Being one piece and not folding like other "trekking" umbrellas, the design is both metal and mechanism free. There is no latch to break, no springs to jam or break, the tension of the canopy and the carbon fibre struts is perfectly designed and opens which a gentle slide of the strut-ring. It's held in place by a hook-and-loop closing strap, which even features a small loop field on the back side, to affix a 1" sized patch, perfect for a ranger-eye!

The closed cell foam grip and strap give you pretty good retention, especially important given the very breeze catching canopy, which is one of the things I've never liked about umbrellas. This handle however, along with its cord retention strap, is solid enough and robust enough that even Tactical baby can manage it in a breeze. The balance is really good, and whilst it's not long enough for me to use as walking pole, a shorter person could easily. It has a tip of the same closed cell foam as the handle, which makes it unsuitable for use as a walking stick over the long term, but does avoid the eye-poking risk that regular umbrellas may offer. This is a two edged sword however.

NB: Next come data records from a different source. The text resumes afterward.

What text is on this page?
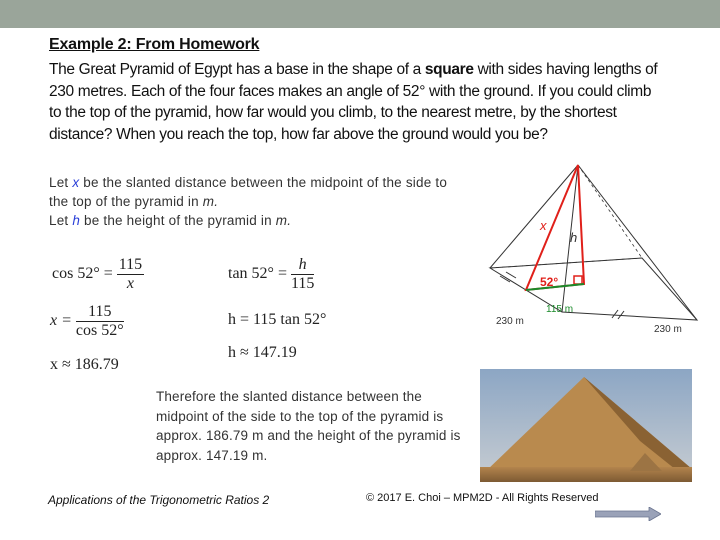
Example 2: From Homework
The Great Pyramid of Egypt has a base in the shape of a square with sides having lengths of 230 metres. Each of the four faces makes an angle of 52° with the ground. If you could climb to the top of the pyramid, how far would you climb, to the nearest metre, by the shortest distance? When you reach the top, how far above the ground would you be?
Let x be the slanted distance between the midpoint of the side to the top of the pyramid in m.
Let h be the height of the pyramid in m.
$\cos 52^\circ = \frac{115}{x}$
$x = \frac{115}{\cos 52^\circ}$
x ≈ 186.79
$\tan 52^\circ = \frac{h}{115}$
h = 115 tan 52°
h ≈ 147.19
x
h
52°
115 m
230 m
230 m
Therefore the slanted distance between the midpoint of the side to the top of the pyramid is approx. 186.79 m and the height of the pyramid is approx. 147.19 m.
Applications of the Trigonometric Ratios 2	© 2017 E. Choi – MPM2D - All Rights Reserved
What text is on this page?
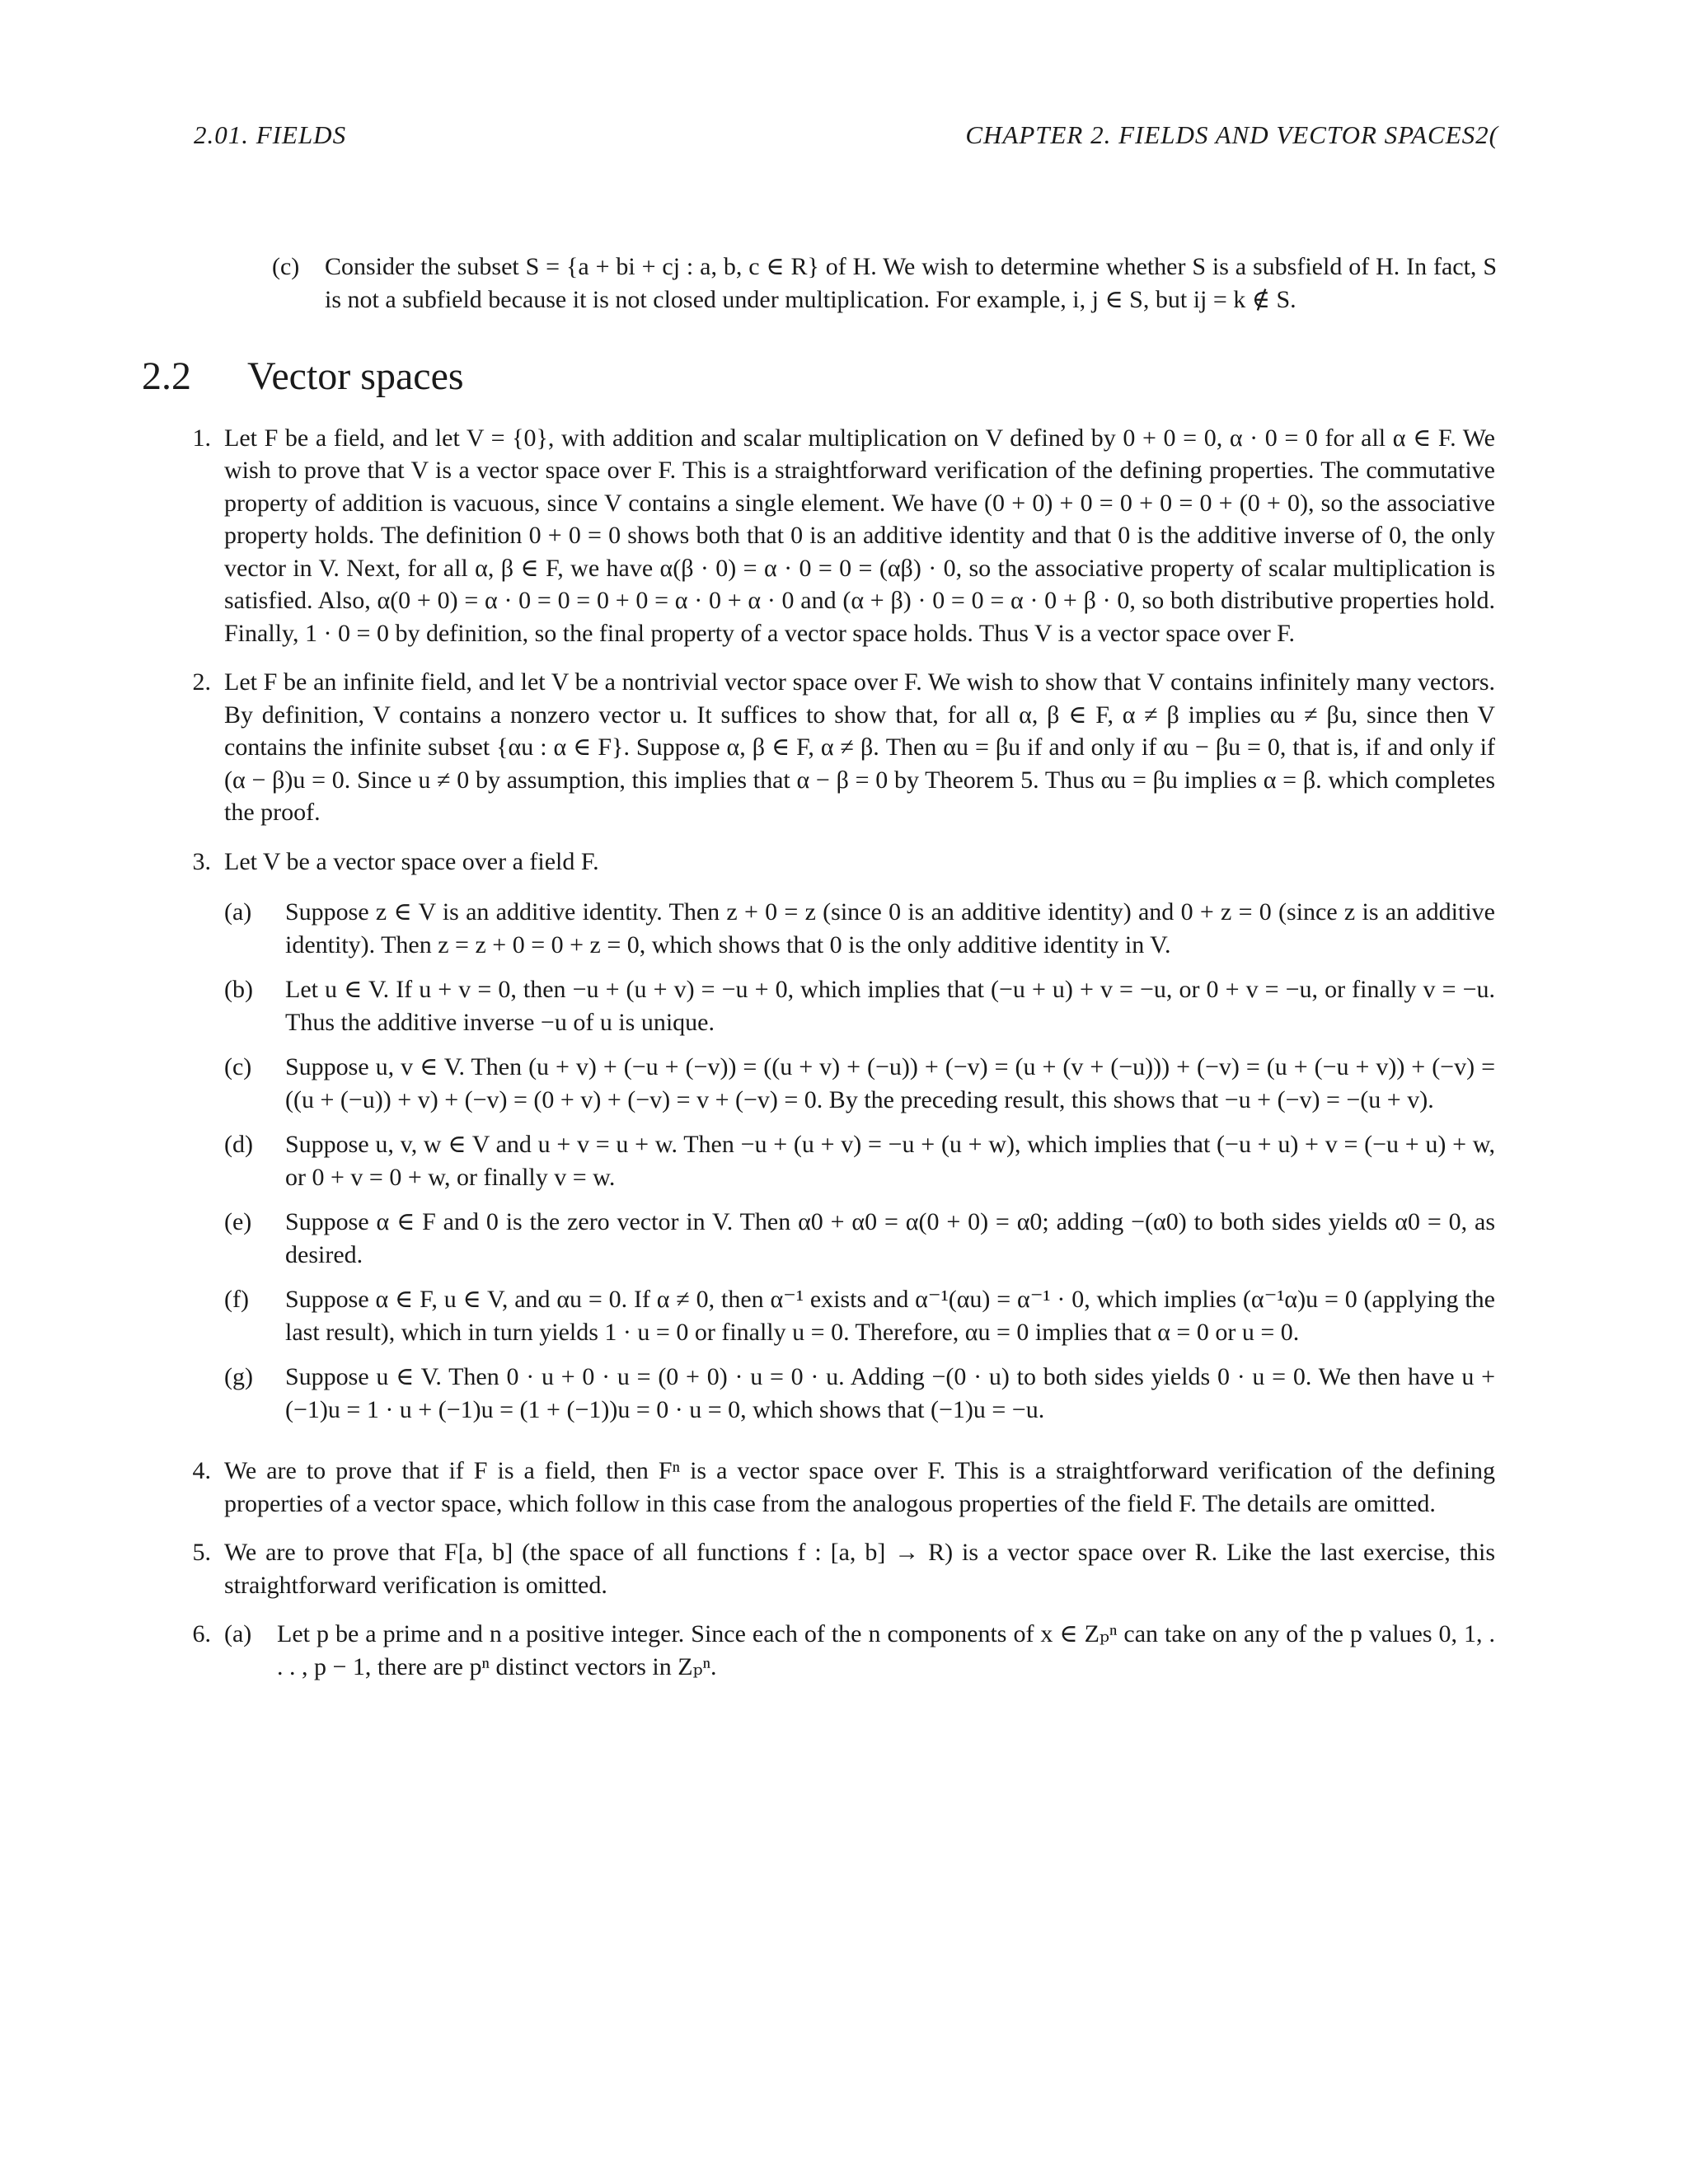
2.01. FIELDS	CHAPTER 2. FIELDS AND VECTOR SPACES2(
(c)	Consider the subset S = {a + bi + cj : a, b, c ∈ R} of H. We wish to determine whether S is a subsfield of H. In fact, S is not a subfield because it is not closed under multiplication. For example, i, j ∈ S, but ij = k ∉ S.
2.2	Vector spaces
1. Let F be a field, and let V = {0}, with addition and scalar multiplication on V defined by 0 + 0 = 0, α · 0 = 0 for all α ∈ F. We wish to prove that V is a vector space over F. This is a straightforward verification of the defining properties. The commutative property of addition is vacuous, since V contains a single element. We have (0 + 0) + 0 = 0 + 0 = 0 + (0 + 0), so the associative property holds. The definition 0 + 0 = 0 shows both that 0 is an additive identity and that 0 is the additive inverse of 0, the only vector in V. Next, for all α, β ∈ F, we have α(β · 0) = α · 0 = 0 = (αβ) · 0, so the associative property of scalar multiplication is satisfied. Also, α(0 + 0) = α · 0 = 0 = 0 + 0 = α · 0 + α · 0 and (α + β) · 0 = 0 = α · 0 + β · 0, so both distributive properties hold. Finally, 1 · 0 = 0 by definition, so the final property of a vector space holds. Thus V is a vector space over F.
2. Let F be an infinite field, and let V be a nontrivial vector space over F. We wish to show that V contains infinitely many vectors. By definition, V contains a nonzero vector u. It suffices to show that, for all α, β ∈ F, α ≠ β implies αu ≠ βu, since then V contains the infinite subset {αu : α ∈ F}. Suppose α, β ∈ F, α ≠ β. Then αu = βu if and only if αu − βu = 0, that is, if and only if (α − β)u = 0. Since u ≠ 0 by assumption, this implies that α − β = 0 by Theorem 5. Thus αu = βu implies α = β. which completes the proof.
3. Let V be a vector space over a field F.
(a)	Suppose z ∈ V is an additive identity. Then z + 0 = z (since 0 is an additive identity) and 0 + z = 0 (since z is an additive identity). Then z = z + 0 = 0 + z = 0, which shows that 0 is the only additive identity in V.
(b)	Let u ∈ V. If u + v = 0, then −u + (u + v) = −u + 0, which implies that (−u + u) + v = −u, or 0 + v = −u, or finally v = −u. Thus the additive inverse −u of u is unique.
(c)	Suppose u, v ∈ V. Then (u + v) + (−u + (−v)) = ((u + v) + (−u)) + (−v) = (u + (v + (−u))) + (−v) = (u + (−u + v)) + (−v) = ((u + (−u)) + v) + (−v) = (0 + v) + (−v) = v + (−v) = 0. By the preceding result, this shows that −u + (−v) = −(u + v).
(d)	Suppose u, v, w ∈ V and u + v = u + w. Then −u + (u + v) = −u + (u + w), which implies that (−u + u) + v = (−u + u) + w, or 0 + v = 0 + w, or finally v = w.
(e)	Suppose α ∈ F and 0 is the zero vector in V. Then α0 + α0 = α(0 + 0) = α0; adding −(α0) to both sides yields α0 = 0, as desired.
(f)	Suppose α ∈ F, u ∈ V, and αu = 0. If α ≠ 0, then α⁻¹ exists and α⁻¹(αu) = α⁻¹ · 0, which implies (α⁻¹α)u = 0 (applying the last result), which in turn yields 1 · u = 0 or finally u = 0. Therefore, αu = 0 implies that α = 0 or u = 0.
(g)	Suppose u ∈ V. Then 0 · u + 0 · u = (0 + 0) · u = 0 · u. Adding −(0 · u) to both sides yields 0 · u = 0. We then have u + (−1)u = 1 · u + (−1)u = (1 + (−1))u = 0 · u = 0, which shows that (−1)u = −u.
4. We are to prove that if F is a field, then Fⁿ is a vector space over F. This is a straightforward verification of the defining properties of a vector space, which follow in this case from the analogous properties of the field F. The details are omitted.
5. We are to prove that F[a, b] (the space of all functions f : [a, b] → R) is a vector space over R. Like the last exercise, this straightforward verification is omitted.
6. (a)	Let p be a prime and n a positive integer. Since each of the n components of x ∈ Zₚⁿ can take on any of the p values 0, 1, . . . , p − 1, there are pⁿ distinct vectors in Zₚⁿ.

Having a soft tip makes it less able to be used as a damaging tool, in he way a hard spike ended umbrella might be able to, such as with the Unbreakable Umbrella. I found that by gripping the handle and choking up to the bottom of the canopy spars, it was possible to hold the closed umbrella like a baton.

A soft tipped baton, perhaps, but a baton. With the carbon fibre struts and the aluminium shaft at its centre, it's pretty rigid, and could be quite effective as a last-ditch defensive tool. I think it would stand up against a knife for long enough to make a break for it, or for a skilled user to use some hanbo or singlestick techniques as a defensive or even offensive tool.

Another aspect of the umbrella that I really likes comes from it's short handle, but broad canopy. It was possible for me at 193cm (6'4") on a tall day to scootch down and be almost entirely covered by the umbrella as I squatted. Consider this for both conceilability, by obscuring yourself under it directly, which could be supplemented by local foliage to form a hide of sorts. This also equates for use in its primary capacity as a shelter from the rain, it is entirely big enough to shelter under in a serious downpour you could drop down and almost entirely cover yourself.

For raingear, I usually opt for a boonie hat, poncho and maybe waterproof pants . However, I've been wearing the Helinox Umbrella slotted into my Mystery Ranch 1Day Assault Pack and have found it was easy to store and then deploy when needed. It worked really well, and I've had no regrets looking that extra bit like a Kingsman ... from a certain point of view, anyway.